Financial trouble can strike at any age and for virtually any reason. Even those who feel as if they have adequately prepared for emergencies should understand that it is impossible to foresee everything that might come up in the future. These types of financial troubles seem to be particularly troublesome for baby boomers in Connecticut. Many are turning to bankruptcy as a result.
Baby boomers are filing for bankruptcy at increasingly higher and higher rates. Individuals over the age of 65 now account for one out of every seven bankruptcy filings. The problem is not reserved for boomers who are on the younger end of the spectrum, either. In 2016, approximately half of American adults over the age of 75 had debt. In 2007, fewer than one-third of this age group had debt.

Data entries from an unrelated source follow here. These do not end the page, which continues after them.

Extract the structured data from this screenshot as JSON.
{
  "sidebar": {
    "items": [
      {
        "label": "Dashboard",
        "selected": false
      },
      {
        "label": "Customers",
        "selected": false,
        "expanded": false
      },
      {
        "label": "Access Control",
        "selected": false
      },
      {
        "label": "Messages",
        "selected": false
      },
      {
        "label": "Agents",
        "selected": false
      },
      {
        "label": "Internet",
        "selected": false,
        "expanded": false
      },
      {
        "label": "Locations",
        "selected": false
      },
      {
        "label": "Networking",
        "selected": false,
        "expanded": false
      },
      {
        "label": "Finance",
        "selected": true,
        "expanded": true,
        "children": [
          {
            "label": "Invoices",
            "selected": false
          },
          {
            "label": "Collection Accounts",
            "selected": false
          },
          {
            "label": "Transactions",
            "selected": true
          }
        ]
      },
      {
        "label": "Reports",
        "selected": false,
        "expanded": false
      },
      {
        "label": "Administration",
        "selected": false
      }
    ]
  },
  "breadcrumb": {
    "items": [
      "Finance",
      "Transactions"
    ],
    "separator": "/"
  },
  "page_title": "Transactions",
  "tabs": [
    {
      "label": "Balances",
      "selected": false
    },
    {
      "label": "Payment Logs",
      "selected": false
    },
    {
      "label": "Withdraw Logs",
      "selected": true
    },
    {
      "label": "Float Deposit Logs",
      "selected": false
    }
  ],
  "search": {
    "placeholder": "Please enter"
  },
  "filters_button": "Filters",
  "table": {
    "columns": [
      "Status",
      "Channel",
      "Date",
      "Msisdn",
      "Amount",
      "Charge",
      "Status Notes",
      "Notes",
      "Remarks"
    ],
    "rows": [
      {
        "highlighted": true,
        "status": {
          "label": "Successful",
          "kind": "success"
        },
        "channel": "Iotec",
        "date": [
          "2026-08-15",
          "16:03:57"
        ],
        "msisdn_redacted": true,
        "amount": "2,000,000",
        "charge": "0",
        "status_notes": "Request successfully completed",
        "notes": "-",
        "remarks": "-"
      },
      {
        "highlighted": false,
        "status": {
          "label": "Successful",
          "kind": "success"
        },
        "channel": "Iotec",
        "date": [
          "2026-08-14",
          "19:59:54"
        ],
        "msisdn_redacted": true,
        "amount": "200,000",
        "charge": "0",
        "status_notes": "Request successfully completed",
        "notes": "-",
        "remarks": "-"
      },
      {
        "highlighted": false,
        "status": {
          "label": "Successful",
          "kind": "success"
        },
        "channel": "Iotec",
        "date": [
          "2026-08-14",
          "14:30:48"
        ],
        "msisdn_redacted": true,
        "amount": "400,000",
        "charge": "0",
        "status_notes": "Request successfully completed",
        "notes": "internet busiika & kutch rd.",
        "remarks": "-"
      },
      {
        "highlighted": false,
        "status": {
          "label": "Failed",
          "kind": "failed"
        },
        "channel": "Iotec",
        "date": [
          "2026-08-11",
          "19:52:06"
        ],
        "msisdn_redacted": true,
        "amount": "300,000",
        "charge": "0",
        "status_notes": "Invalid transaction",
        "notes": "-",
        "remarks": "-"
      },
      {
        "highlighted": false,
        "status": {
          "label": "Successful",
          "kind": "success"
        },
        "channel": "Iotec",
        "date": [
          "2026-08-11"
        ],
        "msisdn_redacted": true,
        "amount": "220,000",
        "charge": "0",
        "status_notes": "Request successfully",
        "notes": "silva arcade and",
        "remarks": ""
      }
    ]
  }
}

The factors driving this problem are complex. As these adults are living longer than past generations, the cost of medical care is rapidly rising. Many are still paying off student loans, have little to no personal savings and have scant — if any — pensions. One survey also found that two out of every five baby boomers had saved only $10,000 or less for retirement and one in 10 had not saved anything. Stagnant incomes that never kept up with inflation could have contributed to this lack of savings, and older Americans are also likely to have sizable credit card debts.
Debt is often painted as a problem caused by frivolous spending habits or poor budgeting skills. In reality, many people end up in debt because of snowballing problems, such as an unexpected bill, low wages and more. When a person in Connecticut finds that he or she can no longer find a way out of debt, personal bankruptcy can help clear a path towards improved finances.